SVD and homogeneous equation

Question

Suppose a $m \times n$ matrix $A$, and column vector $h$.
($A$'s rank is equal or smaller then $n$(=$h$'s length).)

If, $$ Ah=0 $$

then $h$ can be the last column of $V$ where $A = UDV^T $.

($UDV^T$ is taken by SVD)

How can I prove this?

Answer 1

If $v_i$ is the $i$th right singular vector, $\sigma_i$ is the $i$th singular value, $u_i$ is the $i$th left singular vector, and $e_i$ is the $i$th standard basis vector, then

$$Av_i=U D V^T v_i = U D e_i = U (\sigma_i e_i)=\sigma_i u_i.$$

The first step follows by the fact that $V$ is orthogonal, the others follow from $Be_i=b_i$ for any matrix $B$.

Can you conclude?

Answer 2

Homogenous equations $Ax=0$ only have two possible solutions, the trivial solution $(x_1=x_2=...=x_n=0)$ or infinitely many solutions depending on the rank of the matrix.
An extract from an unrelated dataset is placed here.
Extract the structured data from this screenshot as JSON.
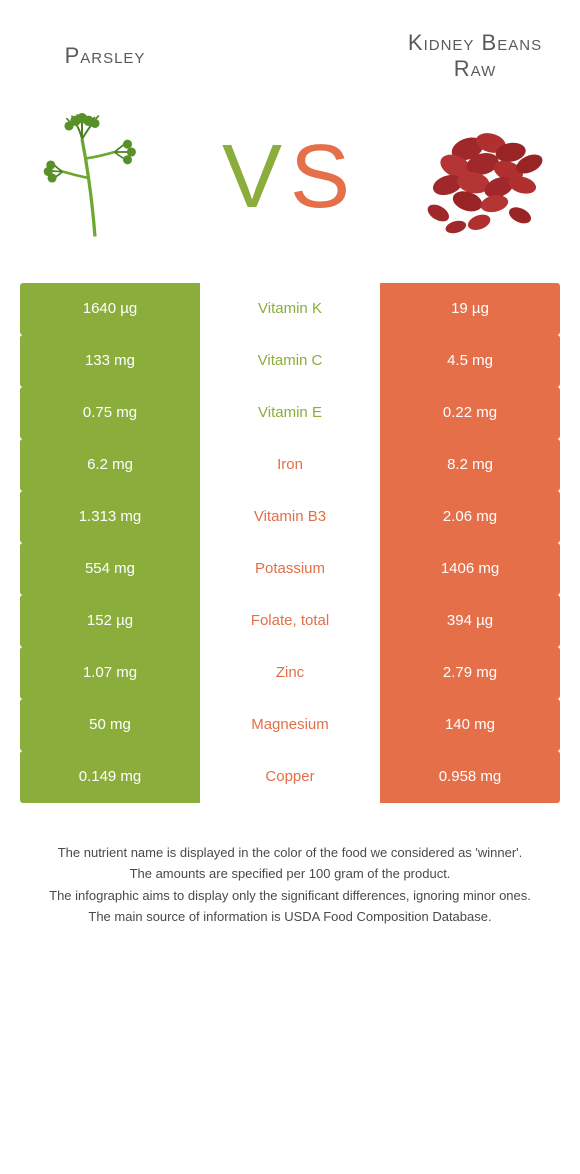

If the matrix is rank-deficient, there are singular values that are zero. This means that $σ_i$ is zero and thus Ian's answer completes to $Av_i = 0$, which makes $v_i$ a solution to the equation. In a full rank case, all singular values $σ_i$ are non-zero and thus there only exists the trivial solution.